Chez nous, des gens qui sont contre la production militaire, parmi lesquels
des syndicalistes, ont un raisonnement tout à fait curieux :
ils veulent la reconversion mais ne pas perdre leur savoir-faire. Donc
il n'y a pas que les banquiers, les Dassault et compagnie… tout
le corps social est aussi responsable. Évidemment, je tiens pour
plus responsables ceux qui ont le plus de pouvoirs et d'argent. Il n'empêche
qu'à la base, il y a le refus des citoyen(ne)s d'aborder ce problème.
La nouvelle offensive américaine en décembre dernier
contre l'Irak est-elle le signe d'un statu quo ?
Non, d'une aggravation de la barbarie. Car après avoir réduit
le peuple irakien à la famine et au manque de soins, on veut
l'achever pour des raisons qui ne sont pas les raisons officielles.
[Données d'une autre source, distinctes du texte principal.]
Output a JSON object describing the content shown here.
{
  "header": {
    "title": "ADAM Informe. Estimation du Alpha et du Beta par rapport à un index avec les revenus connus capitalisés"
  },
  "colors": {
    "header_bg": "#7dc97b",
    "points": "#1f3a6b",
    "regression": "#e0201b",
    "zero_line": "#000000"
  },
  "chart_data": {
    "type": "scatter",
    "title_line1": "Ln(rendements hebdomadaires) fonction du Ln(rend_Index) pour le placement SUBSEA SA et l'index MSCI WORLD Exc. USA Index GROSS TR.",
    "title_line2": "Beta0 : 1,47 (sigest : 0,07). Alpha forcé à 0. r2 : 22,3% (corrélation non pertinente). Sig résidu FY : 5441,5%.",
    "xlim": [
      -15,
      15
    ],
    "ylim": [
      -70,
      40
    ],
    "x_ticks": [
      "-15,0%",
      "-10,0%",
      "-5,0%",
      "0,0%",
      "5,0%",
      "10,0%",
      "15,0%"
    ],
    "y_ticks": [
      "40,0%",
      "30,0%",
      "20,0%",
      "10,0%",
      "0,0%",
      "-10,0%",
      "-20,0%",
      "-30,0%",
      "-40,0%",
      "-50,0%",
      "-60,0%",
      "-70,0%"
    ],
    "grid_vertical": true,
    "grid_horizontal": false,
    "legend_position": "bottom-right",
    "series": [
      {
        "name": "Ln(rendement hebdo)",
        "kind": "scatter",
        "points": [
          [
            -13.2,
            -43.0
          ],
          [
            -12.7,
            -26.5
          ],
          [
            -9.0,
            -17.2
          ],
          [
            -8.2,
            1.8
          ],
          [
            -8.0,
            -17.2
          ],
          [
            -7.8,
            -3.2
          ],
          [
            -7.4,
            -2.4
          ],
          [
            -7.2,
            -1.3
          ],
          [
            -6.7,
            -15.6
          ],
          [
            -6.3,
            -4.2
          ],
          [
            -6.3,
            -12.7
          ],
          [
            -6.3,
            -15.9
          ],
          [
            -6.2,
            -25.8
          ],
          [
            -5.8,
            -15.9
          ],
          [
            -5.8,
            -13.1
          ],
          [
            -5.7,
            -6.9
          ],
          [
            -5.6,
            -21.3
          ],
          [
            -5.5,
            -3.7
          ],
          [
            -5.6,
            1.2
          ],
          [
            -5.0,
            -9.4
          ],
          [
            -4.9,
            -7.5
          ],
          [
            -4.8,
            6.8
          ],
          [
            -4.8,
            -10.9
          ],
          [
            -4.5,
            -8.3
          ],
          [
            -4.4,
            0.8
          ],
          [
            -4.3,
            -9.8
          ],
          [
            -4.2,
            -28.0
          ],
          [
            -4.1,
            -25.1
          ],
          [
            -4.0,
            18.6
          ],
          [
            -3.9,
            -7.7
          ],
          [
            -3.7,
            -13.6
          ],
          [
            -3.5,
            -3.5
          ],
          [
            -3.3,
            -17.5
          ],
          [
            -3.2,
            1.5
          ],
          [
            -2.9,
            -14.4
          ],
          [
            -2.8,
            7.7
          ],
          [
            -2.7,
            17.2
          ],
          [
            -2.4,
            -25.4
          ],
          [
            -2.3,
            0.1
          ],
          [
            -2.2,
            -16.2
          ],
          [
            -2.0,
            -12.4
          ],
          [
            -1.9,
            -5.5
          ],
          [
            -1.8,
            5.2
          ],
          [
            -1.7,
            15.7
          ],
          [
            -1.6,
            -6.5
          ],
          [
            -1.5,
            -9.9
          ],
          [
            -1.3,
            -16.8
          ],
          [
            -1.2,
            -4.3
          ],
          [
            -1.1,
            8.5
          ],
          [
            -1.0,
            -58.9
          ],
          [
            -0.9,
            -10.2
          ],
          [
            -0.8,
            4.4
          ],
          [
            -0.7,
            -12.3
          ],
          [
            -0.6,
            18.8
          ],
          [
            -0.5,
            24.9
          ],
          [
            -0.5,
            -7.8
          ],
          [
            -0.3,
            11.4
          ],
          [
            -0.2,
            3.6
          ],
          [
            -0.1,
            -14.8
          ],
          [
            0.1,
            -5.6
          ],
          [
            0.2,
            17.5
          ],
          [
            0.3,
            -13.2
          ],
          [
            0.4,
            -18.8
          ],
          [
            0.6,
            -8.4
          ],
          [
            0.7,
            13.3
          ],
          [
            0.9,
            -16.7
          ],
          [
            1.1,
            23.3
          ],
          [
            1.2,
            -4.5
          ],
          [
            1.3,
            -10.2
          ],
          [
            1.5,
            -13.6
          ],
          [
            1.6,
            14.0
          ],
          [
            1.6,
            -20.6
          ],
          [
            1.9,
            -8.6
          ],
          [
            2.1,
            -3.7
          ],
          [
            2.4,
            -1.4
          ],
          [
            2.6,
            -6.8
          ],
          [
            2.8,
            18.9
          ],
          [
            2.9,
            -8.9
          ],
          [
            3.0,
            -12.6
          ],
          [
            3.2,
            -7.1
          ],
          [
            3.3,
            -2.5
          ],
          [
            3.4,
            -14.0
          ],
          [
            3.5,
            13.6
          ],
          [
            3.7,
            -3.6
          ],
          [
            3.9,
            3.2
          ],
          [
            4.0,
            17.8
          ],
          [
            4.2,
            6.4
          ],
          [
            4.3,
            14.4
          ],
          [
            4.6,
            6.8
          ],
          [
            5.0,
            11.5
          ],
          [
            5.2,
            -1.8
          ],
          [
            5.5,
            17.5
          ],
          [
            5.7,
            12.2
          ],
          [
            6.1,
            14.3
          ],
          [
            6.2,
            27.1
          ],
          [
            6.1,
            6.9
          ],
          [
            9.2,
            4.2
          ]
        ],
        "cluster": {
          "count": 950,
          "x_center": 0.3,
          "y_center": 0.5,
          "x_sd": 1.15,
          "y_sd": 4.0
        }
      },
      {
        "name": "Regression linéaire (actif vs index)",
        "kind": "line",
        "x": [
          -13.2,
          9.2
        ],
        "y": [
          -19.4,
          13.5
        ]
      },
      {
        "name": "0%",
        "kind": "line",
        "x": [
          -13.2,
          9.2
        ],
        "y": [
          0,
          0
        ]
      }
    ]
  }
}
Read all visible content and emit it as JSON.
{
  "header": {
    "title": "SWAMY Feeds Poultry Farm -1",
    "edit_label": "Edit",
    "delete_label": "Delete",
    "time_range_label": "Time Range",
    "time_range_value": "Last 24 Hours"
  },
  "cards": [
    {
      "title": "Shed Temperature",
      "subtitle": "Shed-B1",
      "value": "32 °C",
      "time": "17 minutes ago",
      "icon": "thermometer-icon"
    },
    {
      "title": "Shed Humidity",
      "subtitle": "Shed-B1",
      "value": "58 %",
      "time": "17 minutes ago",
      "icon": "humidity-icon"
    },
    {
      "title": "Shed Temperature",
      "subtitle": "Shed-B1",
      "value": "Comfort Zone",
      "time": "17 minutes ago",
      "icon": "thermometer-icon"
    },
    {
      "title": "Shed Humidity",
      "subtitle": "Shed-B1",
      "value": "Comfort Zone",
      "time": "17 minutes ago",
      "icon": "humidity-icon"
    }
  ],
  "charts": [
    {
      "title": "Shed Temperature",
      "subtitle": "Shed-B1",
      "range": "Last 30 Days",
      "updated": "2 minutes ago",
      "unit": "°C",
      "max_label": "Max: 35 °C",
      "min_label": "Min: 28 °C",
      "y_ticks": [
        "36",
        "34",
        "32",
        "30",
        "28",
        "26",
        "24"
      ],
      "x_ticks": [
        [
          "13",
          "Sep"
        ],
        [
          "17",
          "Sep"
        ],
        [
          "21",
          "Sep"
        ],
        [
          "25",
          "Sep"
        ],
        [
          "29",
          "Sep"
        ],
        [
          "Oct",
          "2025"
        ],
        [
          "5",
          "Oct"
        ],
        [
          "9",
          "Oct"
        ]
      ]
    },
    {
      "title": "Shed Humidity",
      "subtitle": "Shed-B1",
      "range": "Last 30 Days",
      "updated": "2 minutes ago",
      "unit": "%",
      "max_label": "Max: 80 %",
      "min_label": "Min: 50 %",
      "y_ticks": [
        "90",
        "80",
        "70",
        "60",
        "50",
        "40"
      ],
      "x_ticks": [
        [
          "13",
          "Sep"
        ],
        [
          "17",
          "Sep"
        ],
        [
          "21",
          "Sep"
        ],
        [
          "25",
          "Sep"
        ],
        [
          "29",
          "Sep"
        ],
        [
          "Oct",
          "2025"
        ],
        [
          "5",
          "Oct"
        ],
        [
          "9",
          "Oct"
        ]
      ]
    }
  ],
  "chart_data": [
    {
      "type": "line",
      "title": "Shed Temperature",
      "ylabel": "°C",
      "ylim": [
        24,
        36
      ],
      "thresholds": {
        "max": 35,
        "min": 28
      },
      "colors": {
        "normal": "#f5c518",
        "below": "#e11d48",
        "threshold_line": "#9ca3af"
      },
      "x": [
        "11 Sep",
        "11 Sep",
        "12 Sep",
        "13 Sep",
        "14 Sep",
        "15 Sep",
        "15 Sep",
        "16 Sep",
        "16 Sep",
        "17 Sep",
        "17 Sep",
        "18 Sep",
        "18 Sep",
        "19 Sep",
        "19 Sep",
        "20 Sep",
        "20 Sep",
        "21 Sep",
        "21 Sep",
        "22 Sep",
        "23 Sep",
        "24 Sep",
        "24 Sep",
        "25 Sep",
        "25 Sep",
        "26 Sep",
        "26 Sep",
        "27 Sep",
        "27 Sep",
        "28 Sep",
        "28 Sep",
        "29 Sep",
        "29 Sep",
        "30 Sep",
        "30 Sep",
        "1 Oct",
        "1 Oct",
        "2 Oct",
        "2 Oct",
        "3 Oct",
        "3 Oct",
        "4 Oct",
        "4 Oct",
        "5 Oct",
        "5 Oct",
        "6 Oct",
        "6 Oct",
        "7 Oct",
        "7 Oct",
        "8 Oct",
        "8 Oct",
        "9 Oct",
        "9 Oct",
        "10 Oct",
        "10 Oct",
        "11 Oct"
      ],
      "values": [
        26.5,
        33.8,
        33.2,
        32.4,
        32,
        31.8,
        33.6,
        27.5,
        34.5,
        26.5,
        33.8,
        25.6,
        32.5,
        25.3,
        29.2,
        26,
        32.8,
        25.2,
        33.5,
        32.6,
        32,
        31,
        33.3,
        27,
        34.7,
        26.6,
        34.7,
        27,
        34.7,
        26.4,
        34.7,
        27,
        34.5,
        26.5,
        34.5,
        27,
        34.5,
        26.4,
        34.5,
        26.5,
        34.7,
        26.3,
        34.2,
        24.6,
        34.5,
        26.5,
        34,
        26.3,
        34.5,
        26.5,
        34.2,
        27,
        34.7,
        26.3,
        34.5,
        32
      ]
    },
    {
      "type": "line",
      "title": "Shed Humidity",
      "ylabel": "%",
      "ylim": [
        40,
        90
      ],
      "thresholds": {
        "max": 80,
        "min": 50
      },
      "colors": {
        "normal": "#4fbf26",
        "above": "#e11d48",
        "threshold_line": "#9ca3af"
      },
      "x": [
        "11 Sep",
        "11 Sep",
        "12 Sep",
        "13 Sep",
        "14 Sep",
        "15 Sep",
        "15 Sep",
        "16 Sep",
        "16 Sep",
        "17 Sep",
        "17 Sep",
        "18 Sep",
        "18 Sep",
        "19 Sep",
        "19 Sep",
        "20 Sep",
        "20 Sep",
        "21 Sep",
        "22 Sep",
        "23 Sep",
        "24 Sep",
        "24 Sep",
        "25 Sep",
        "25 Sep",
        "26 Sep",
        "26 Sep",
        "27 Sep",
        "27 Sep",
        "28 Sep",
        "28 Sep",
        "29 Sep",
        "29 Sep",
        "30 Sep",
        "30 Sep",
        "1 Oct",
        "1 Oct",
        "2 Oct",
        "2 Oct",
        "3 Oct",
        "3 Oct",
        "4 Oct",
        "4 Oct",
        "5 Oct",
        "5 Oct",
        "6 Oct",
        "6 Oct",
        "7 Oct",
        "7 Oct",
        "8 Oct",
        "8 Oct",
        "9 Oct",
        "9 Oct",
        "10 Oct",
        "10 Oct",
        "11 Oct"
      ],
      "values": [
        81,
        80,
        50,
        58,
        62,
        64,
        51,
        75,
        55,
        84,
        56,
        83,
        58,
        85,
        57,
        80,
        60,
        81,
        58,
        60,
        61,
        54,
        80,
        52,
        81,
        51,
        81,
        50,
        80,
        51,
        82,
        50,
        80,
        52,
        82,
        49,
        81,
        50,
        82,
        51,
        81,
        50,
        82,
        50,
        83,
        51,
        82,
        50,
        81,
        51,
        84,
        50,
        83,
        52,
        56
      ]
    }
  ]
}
Quelles sont pour vous les raisons réelles ?
Elles sont multiples. D'abord, retarder les procédures de «
l'impeachment » américain. Montrer qu'un chef d'État
ne peut tenir tête aux États-Unis sans devoir s'incliner
et qu'il n'y a qu'un leadership mondial. Le rapport de l'Unscom est
un coup monté pour justifier la culpabilité de Hussein.
D'autre part empêcher le prix du pétrole de diminuer :
une levée de l'embargo ferait chuter davantage un prix déjà
au plus bas actuellement. Le Moyen-Orient étant le premier marché
de l'armement, une chute de prix du pétrole signifierait une
baisse du pouvoir d'achat des pays acheteurs. Ensuite, en faisant apparaître
l'Irak comme un pays menaçant la sécurité de ses
voisins, on incite ces derniers à s'armer et donc à faire
fonctionner nos industries d'armements. De plus, cette attaque constitue
un terrain d'expérimentation des nouvelles armes américaines
(telles que les Tomawaks), des tactiques militaires et de leur nouvelle
force de frappe : la manipulation de l'opinion publique par les médias.